人が死んだ

 夢は見なかった。

 開かれたカーテンから見えるのは、秋晴れの爽やかな青空だ。ちゅんちゅん、と相変わらずの雀の鳴き声。「おはよう、オーリ」相変わらずの陽香の侵入。何も変わらない、いつも通りの朝である。


「おはよ。早いな」

「ん、なんか早起きしちゃってね」


 そう言うと、いつものように俺の椅子に逆向きに座る陽香は、ぐ、と伸びをした。そして、「くしゅんっ」とくしゃみをひとつ。


「風邪ひいたか」

「かな」

「珍しいな、陽香が風邪ひくなんて」 


 ちら、と陽香が横目で見つつ、


「んー、恋の病ならもうずっと罹ってるんだけれどね、不治のやつに……」


 声に元気がないように感じる。いつものはきはきとした口調ではなく、まるで気分が沈んでいるかのような、そんな声だ。

 

「ねー、オーリ?」

「うん?」

「私は、あなたが好きよ」


 ボーっと熱に浮かされたような瞳。陽香の告白。


「ああ、知ってる」

「性的な意味も含めて、好き」

「うん……」

「あなたが望むのなら、いつでもいいからね。受け容れる準備はできているから……」

「望むって、なにをだよ」

「オーリの、すけべ」

「なんでそうなる……」

「だって答えの分かっている質問をするんだもの。私の口から卑猥な単語を吐かせるために……」

「……ああ、もういい。もう大丈夫。言わなくても」

「セックスを」

「言わなくてもいいのにっ」


 そこまで言うと、陽香はこめかみに手を当てる。


「はーあ。なんかホントーに風邪かも……頭痛いし、ぐらぐらするし……」


 手は額へと移動させ、気怠そうに陽香は首を振る。顔も心なしか紅潮しているようにも見えた。


「熱、あるんじゃないか」


 ベッドから立ち上がり、陽香の傍へ寄る。「うつっちゃうわよ」という彼女の言葉を聞き流し、その額に手の甲をあてる。


「……どう?」

「あっつい」


 陽香は熱を出していた。


    ◇


「いってらっしゃーい……」


 熱を測ってみたら38℃を超えていたとのことで、本日陽香は休みである。


「ゆっくり眠るんだぞ」

「うん、オーリの布団借りるね」

「自分の布団の方が眠りやすいだろ」

「弘法筆を選ばずって言うでしょ」

「言うけど……今の状況とは関係ない」

「むしろ捗るのよ。私に筆はないけれど」

「今の状況とは関係ないっ」


 熱のためかは知らないが、彼女の言葉はいつも以上にブレーキがかかっていない。


「ふふ、冗談だから……行ってらっしゃい」

「お大事にな」


 マスクと寝間着姿の陽香は、「あ」と言葉をつづけた。


「ちょっと聞きたいんだけどね、オーリ」

「ん?」

「死んだほうが良い人間って、いると思う?」


 朝の登校前に何げなく聞くには少し重すぎる気もするその質問に、俺は返答に窮してしまった。どう答えればいいのか、すぐには分からなかった。冗談と捉えて冗談で返すか、真剣と踏まえて真剣に答えるか……

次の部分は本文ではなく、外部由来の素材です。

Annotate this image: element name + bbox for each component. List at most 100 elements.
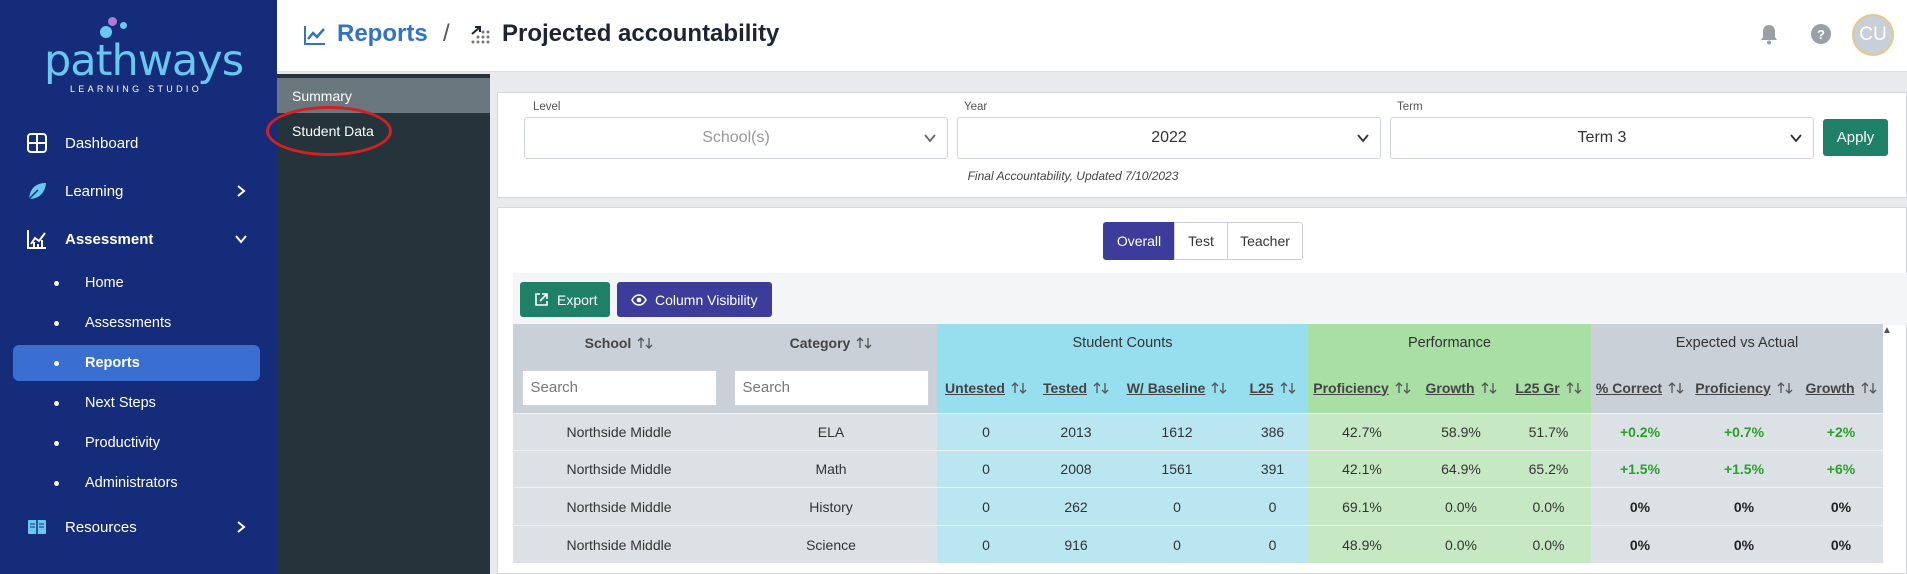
annotation-circle [266, 106, 392, 156]
term-select[interactable]: Term 3 [1390, 117, 1814, 159]
cell-l25-gr: 65.2% [1506, 451, 1591, 487]
sort-icon [1280, 381, 1296, 394]
accountability-note: Final Accountability, Updated 7/10/2023 [967, 169, 1179, 183]
tab-teacher[interactable]: Teacher [1227, 222, 1303, 260]
cell-ea-growth: 0% [1799, 488, 1883, 525]
sidebar-subitem-label: Productivity [85, 435, 160, 451]
sidebar-item-label: Assessment [65, 230, 154, 248]
level-select[interactable]: School(s) [524, 117, 948, 159]
sidebar-subitem-assessments[interactable]: Assessments [0, 305, 277, 341]
table-group-header: School Category Student Counts Performan… [513, 324, 1883, 362]
column-header-label: School [584, 335, 632, 351]
sidebar-subitem-administrators[interactable]: Administrators [0, 465, 277, 501]
table-row: Northside Middle ELA 0 2013 1612 386 42.7% 58.9… [513, 413, 1883, 450]
user-avatar[interactable]: CU [1852, 14, 1894, 56]
cell-tested: 2008 [1035, 451, 1117, 487]
dashboard-icon [27, 133, 47, 153]
table-row: Northside Middle History 0 262 0 0 69.1% 0.0% 0.… [513, 487, 1883, 525]
sidebar-item-assessment[interactable]: Assessment [0, 219, 277, 259]
cell-l25: 0 [1237, 488, 1308, 525]
column-header-l25[interactable]: L25 [1237, 362, 1308, 413]
chevron-right-icon [237, 521, 246, 533]
sidebar-item-learning[interactable]: Learning [0, 171, 277, 211]
scroll-up-icon[interactable]: ▲ [1882, 325, 1892, 336]
column-header-label: Tested [1042, 379, 1088, 396]
chevron-down-icon [924, 134, 936, 143]
cell-untested: 0 [937, 451, 1035, 487]
sidebar-subitem-home[interactable]: Home [0, 265, 277, 301]
cell-tested: 2013 [1035, 414, 1117, 450]
sidebar-subitem-label: Reports [85, 355, 140, 371]
column-header-untested[interactable]: Untested [937, 362, 1035, 413]
bell-icon[interactable] [1757, 22, 1781, 46]
logo-dot [120, 22, 127, 29]
school-search-input[interactable]: Search [521, 369, 717, 406]
school-search-cell: Search [513, 362, 725, 413]
cell-ea-proficiency: +1.5% [1689, 451, 1799, 487]
group-header-expected-vs-actual: Expected vs Actual [1591, 324, 1883, 362]
sort-icon [1777, 381, 1793, 394]
sidebar-item-label: Learning [65, 182, 124, 200]
apply-button[interactable]: Apply [1823, 119, 1888, 156]
brand-name: pathways [44, 36, 244, 86]
tab-test[interactable]: Test [1174, 222, 1228, 260]
tab-overall[interactable]: Overall [1103, 222, 1175, 260]
logo-dot [100, 26, 112, 38]
column-header-growth[interactable]: Growth [1416, 362, 1506, 413]
cell-ea-growth: +2% [1799, 414, 1883, 450]
column-header-pct-correct[interactable]: % Correct [1591, 362, 1689, 413]
sidebar-subitem-label: Next Steps [85, 395, 156, 411]
sidebar-subitem-next-steps[interactable]: Next Steps [0, 385, 277, 421]
column-header-ea-growth[interactable]: Growth [1799, 362, 1883, 413]
column-header-proficiency[interactable]: Proficiency [1308, 362, 1416, 413]
sidebar-subitem-label: Administrators [85, 475, 178, 491]
sidebar-item-dashboard[interactable]: Dashboard [0, 123, 277, 163]
column-header-tested[interactable]: Tested [1035, 362, 1117, 413]
column-header-school[interactable]: School [513, 324, 725, 362]
column-header-category[interactable]: Category [725, 324, 937, 362]
help-icon[interactable]: ? [1809, 22, 1833, 46]
cell-ea-proficiency: 0% [1689, 488, 1799, 525]
sidebar-subitem-reports[interactable]: Reports [13, 345, 260, 381]
export-button[interactable]: Export [520, 282, 610, 317]
bullet-icon [54, 400, 59, 406]
column-header-w-baseline[interactable]: W/ Baseline [1117, 362, 1237, 413]
sort-icon [1395, 381, 1411, 394]
cell-ea-proficiency: 0% [1689, 526, 1799, 563]
column-visibility-label: Column Visibility [655, 291, 758, 308]
bullet-icon [54, 320, 59, 326]
chevron-down-icon [1357, 134, 1369, 143]
chevron-right-icon [237, 185, 246, 197]
sidebar-subitem-label: Assessments [85, 315, 172, 331]
book-icon [28, 520, 46, 534]
cell-w-baseline: 1561 [1117, 451, 1237, 487]
cell-ea-proficiency: +0.7% [1689, 414, 1799, 450]
breadcrumb-separator: / [443, 20, 450, 47]
cell-untested: 0 [937, 414, 1035, 450]
cell-proficiency: 69.1% [1308, 488, 1416, 525]
sort-icon [1566, 381, 1582, 394]
group-header-student-counts: Student Counts [937, 324, 1308, 362]
column-header-ea-proficiency[interactable]: Proficiency [1689, 362, 1799, 413]
category-search-input[interactable]: Search [733, 369, 929, 406]
year-select[interactable]: 2022 [957, 117, 1381, 159]
filter-panel: Level School(s) Year 2022 Term Term 3 Ap… [497, 92, 1907, 198]
pathways-logo[interactable]: pathways LEARNING STUDIO [40, 14, 244, 94]
svg-text:?: ? [1817, 27, 1825, 42]
cell-pct-correct: 0% [1591, 488, 1689, 525]
cell-category: Math [725, 451, 937, 487]
cell-growth: 64.9% [1416, 451, 1506, 487]
cell-category: ELA [725, 414, 937, 450]
scatter-arrow-icon [471, 26, 490, 44]
cell-school: Northside Middle [513, 526, 725, 563]
chevron-down-icon [235, 235, 247, 244]
sidebar-item-resources[interactable]: Resources [0, 507, 277, 547]
breadcrumb-reports[interactable]: Reports [337, 20, 428, 47]
column-visibility-button[interactable]: Column Visibility [617, 282, 772, 317]
column-header-label: Untested [945, 379, 1005, 396]
column-header-l25-gr[interactable]: L25 Gr [1506, 362, 1591, 413]
cell-school: Northside Middle [513, 488, 725, 525]
sidebar-subitem-productivity[interactable]: Productivity [0, 425, 277, 461]
sidebar-subitem-label: Home [85, 275, 124, 291]
leaf-icon [28, 183, 46, 200]
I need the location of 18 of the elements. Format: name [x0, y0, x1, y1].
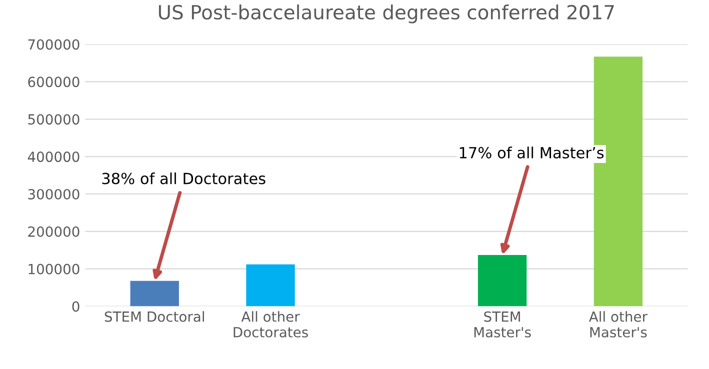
x-tick-label: All other Master's: [588, 311, 648, 338]
chart-title: US Post-baccelaureate degrees conferred 2017: [158, 4, 614, 24]
annotation: 38% of all Doctorates: [102, 172, 266, 184]
y-tick-label: 0: [72, 301, 80, 312]
y-tick-label: 500000: [28, 114, 80, 125]
x-tick-label: All other Doctorates: [234, 311, 308, 338]
bar: [478, 254, 527, 306]
y-tick-label: 100000: [28, 264, 80, 274]
y-tick-label: 200000: [28, 226, 80, 237]
y-tick-label: 300000: [28, 188, 80, 200]
y-tick-label: 600000: [28, 76, 80, 88]
bar: [130, 280, 179, 306]
y-tick-label: 700000: [28, 39, 80, 50]
bar: [246, 264, 295, 306]
x-tick-label: STEM Doctoral: [104, 311, 204, 322]
annotation: 17% of all Master’s: [460, 146, 604, 158]
x-tick-label: STEM Master's: [474, 311, 531, 338]
y-tick-label: 400000: [28, 152, 80, 162]
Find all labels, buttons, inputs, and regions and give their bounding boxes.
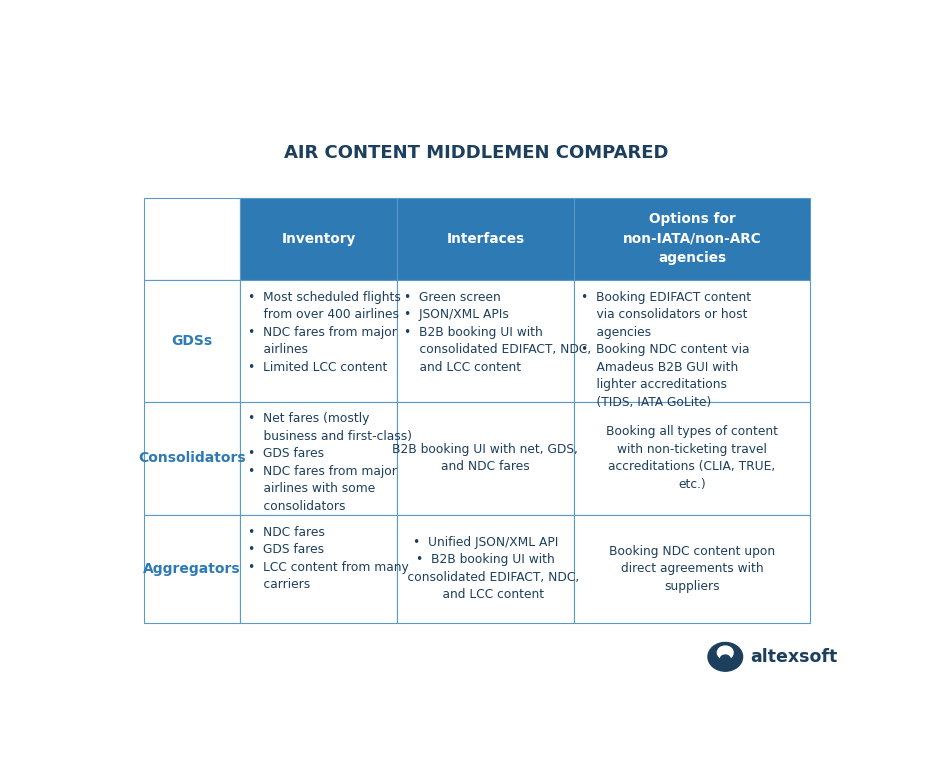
Text: •  Unified JSON/XML API
•  B2B booking UI with
    consolidated EDIFACT, NDC,
  : • Unified JSON/XML API • B2B booking UI … bbox=[392, 536, 579, 601]
Bar bbox=[240, 198, 397, 280]
Bar bbox=[397, 280, 574, 402]
Text: AIR CONTENT MIDDLEMEN COMPARED: AIR CONTENT MIDDLEMEN COMPARED bbox=[285, 144, 669, 162]
Bar bbox=[240, 280, 397, 402]
Text: altexsoft: altexsoft bbox=[750, 648, 837, 666]
Bar bbox=[240, 402, 397, 514]
Text: B2B booking UI with net, GDS,
and NDC fares: B2B booking UI with net, GDS, and NDC fa… bbox=[392, 443, 578, 473]
Text: Consolidators: Consolidators bbox=[139, 451, 246, 465]
Bar bbox=[143, 198, 240, 280]
Text: Options for
non-IATA/non-ARC
agencies: Options for non-IATA/non-ARC agencies bbox=[623, 212, 762, 266]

「いる、かもしれない。ただそれは絶対じゃなくて、個人の認識で変わる」

「……ふーん。人によるってこと? 誰かがなんとも思わない人間でも、他の誰かにとっては死んだ方が良いって強く思っちゃうみたいな」

「そういうこと」

「じゃ、もひとつ聞くわね。オーリ、あなたには死んだ方が良い人間はいる?」

「……どうしたんだ、陽香」

「答えないなら答えなくてもいいわ。熱に浮かされている私の、どうでもいい質問に過ぎないから。でも答えてくれたら……そうね、いーことしたげよっかなぁ、私もハジメテじゃあるのだけれどね……」


 妖しく笑い、陽香は唇に自らの人差し指をあてた。紅潮する頬もあいまって、なんだか艶めかしく見えてしまい、俺は彼女から視線をそらしてしまった。そらして、答えた。


「俺にはいないよ」

「そ。行ってらっしゃい」


 彼女に見送られ、俺は登校を開始した。


    ◇


 登校中、何もなかった……とはいかなかった。


 昨日、俺と陽香があのスーツ姿の男性の探し物を手伝った公園が、やけに慌ただしかったのである。パトカーが数台停車し、制服を着た警察官がたくさん。公園の入り口には立ち入り禁止の黄色いテープが張られ、その奥はよく見えない。朝っぱらだというのにちらほらいる野次馬を追い払っている警察官の横を通り過ぎる際に、俺はちらと公園の奥を見た。


「あ……」


 昨日、スーツの男が座っていた場所のベンチ周辺が、ペンキをぶちまけたかのように染まっている。何色のペンキかと問われれば、赤色、というほかない。

 そして横たわる、シートを被せられたナニカ。

 それは何かと言われれば、


「やあ、つい最近会った気がする少年ではないか」


 そう言われ、見るとダンディズムがいた。立派なヒゲを蓄えたスーツ姿の偉丈夫が、にっこりと笑顔を浮かべて俺を見ている。


「何が起こったんですか」

「……殺人、らしいね」


 神妙な表情で、ダンディズムが言った。

 なんとなくは分かっていた。

 あそこにあるのは、死体だ。

 それも、たぶん、俺が知っている人物。


『死んだ方が良い人間って、いると思う?』


 さっきの陽香の質問が脳裏によぎる。あの死体……いいや、俺にはあの人が死んだ方が良いような人間には思えない。むしろ悲劇に押しつぶされていたような憐憫が湧いた。ロケットペンダントの中にしかいない妻と娘を眺め、どうしようもない気持ちで生きていたであろう彼の……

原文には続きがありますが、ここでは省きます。